Protect Yourself on Social Media: A Guide to Avoiding Phishing Scams on Facebook

About the Author: Tricia Allenson

Identity theft has been around long before the internet. However, in the ever-evolving landscape of online threats, phishing scams have become increasingly sophisticated by targeting social media users on a wide range of platforms. One particularly alarming trend revolves around Facebook. Scammers attempt to impersonate official Facebook (Meta) sources to trick users into believing that their profiles are at risk of being deactivated. They use scare tactics and buzzwords such as “deleted”, “disabled”, or “restricted” and usually claim some sort of alleged copyright or terms of service violation. Typically, these notifications will be sent to the Facebook Business Page Account. However, sometimes it can be sent in the form of an email or text message.

So, what can you do if you receive a message threatening your account? Here are a few simple steps to guide you through the process:

#1: Take a Breath

The first rule of thumb is to remain calm and breathe when you are met with alarming or threatening messages. Phishing scams are notorious for relying on fear tactics and a false sense of urgency in an attempt to manipulate users into taking fast action. By taking a moment to breathe deeply, you give yourself a few seconds to reflect on the situation with clarity. This also enables you to assess this incident more objectively instead of from a place of reactivity.

#2: Relax

Maintaining composure when faced with a potential threat is crucial. Phishing scammers are skilled manipulators who purposefully use language intended to provoke a sense of anxiety. It’s important to remember that legitimate communications from Facebook will most likely not threaten you with immediate action unless there have been prior warnings.

#3: Don’t Click Anything

Most phishing scams will include a link in the message. DO NOT click on the link for any reason. This cannot be stressed enough. These fake links are known as bait. Scammers use these links to mimic the Facebook platform and reel you into their trap. The goal is to steal your login credentials, which they will have access to after you click on the link and try to sign in.

Phishing Scam Consequences

When it comes to account violations, it is vital to remember that Facebook will never communicate with you in this type of manner.
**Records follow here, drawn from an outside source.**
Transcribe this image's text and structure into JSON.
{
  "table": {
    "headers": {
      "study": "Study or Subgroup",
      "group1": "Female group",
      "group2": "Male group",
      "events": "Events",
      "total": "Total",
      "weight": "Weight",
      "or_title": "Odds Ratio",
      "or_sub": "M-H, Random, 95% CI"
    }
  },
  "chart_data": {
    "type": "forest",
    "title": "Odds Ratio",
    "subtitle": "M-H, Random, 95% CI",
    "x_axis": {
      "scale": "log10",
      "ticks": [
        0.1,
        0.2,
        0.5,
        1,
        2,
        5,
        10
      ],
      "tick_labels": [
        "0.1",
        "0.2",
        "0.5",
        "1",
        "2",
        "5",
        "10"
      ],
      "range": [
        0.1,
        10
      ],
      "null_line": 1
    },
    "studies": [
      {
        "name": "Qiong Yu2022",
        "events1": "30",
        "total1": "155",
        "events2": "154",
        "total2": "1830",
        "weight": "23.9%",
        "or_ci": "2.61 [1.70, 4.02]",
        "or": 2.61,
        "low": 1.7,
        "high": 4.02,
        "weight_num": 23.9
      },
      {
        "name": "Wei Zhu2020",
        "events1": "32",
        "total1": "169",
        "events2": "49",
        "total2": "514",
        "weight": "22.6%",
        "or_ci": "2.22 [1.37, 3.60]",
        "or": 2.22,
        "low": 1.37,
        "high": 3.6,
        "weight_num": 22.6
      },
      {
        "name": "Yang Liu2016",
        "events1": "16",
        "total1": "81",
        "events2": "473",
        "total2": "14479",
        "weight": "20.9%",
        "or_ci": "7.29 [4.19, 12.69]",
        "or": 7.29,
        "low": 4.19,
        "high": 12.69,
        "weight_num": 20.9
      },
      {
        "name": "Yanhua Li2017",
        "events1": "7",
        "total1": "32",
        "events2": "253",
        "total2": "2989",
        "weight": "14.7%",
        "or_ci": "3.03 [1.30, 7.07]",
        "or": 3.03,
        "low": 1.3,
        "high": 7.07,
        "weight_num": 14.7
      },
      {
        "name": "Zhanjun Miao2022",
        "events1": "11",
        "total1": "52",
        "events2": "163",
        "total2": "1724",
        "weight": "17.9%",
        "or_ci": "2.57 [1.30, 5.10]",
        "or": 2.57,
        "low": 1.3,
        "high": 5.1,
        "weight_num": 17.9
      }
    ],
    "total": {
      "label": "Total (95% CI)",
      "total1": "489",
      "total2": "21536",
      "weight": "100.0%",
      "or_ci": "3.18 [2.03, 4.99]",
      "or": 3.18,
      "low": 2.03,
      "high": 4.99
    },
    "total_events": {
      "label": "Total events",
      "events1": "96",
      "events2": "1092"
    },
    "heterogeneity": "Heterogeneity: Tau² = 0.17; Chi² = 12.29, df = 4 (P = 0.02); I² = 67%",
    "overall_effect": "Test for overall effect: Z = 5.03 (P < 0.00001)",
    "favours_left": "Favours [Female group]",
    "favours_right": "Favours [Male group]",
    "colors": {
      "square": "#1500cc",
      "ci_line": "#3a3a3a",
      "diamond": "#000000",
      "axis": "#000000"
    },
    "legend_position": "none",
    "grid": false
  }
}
If you are confused about a message regarding the status of your account, always go directly to the source to log in at Here, you can check your notifications to confirm the legitimacy of any claims made in the threatening message.

Severe consequences can follow swiftly once a phishing link has been clicked on. The pages that these links lead to can be deceptively convincing. The page will prompt you to enter your login credentials. Once the scammers have your information, they can quickly change your password, manipulate the Two-Factor Authentication settings, and take complete control over your account.

Once this is done, the repercussions can be dire. The scammers will have access to your Facebook Account, Business Pages, and Ad Account – which most likely has your credit card information for billing purposes. Scammers can even use your Ad Account and credit card to promote their scam to a broader audience. Meanwhile, regaining control of your account can be challenging, to say the least. Most users never regain control and end up having to start new accounts.

To prevent yourself from falling prey to phishing scams on Facebook, please take a moment to watch the following video. Through a review of phishing scams, you will learn how to recognize them and what steps to take to report or shut down the fake accounts that are responsible for them.

Always remember to be vigilant and stay informed. You can prevent your information from falling into the hands of cybercriminals and protect your online presence by staying a step ahead of phishing scams. Awareness, caution, and the ability to recognize the red flags are the keys to social media safety.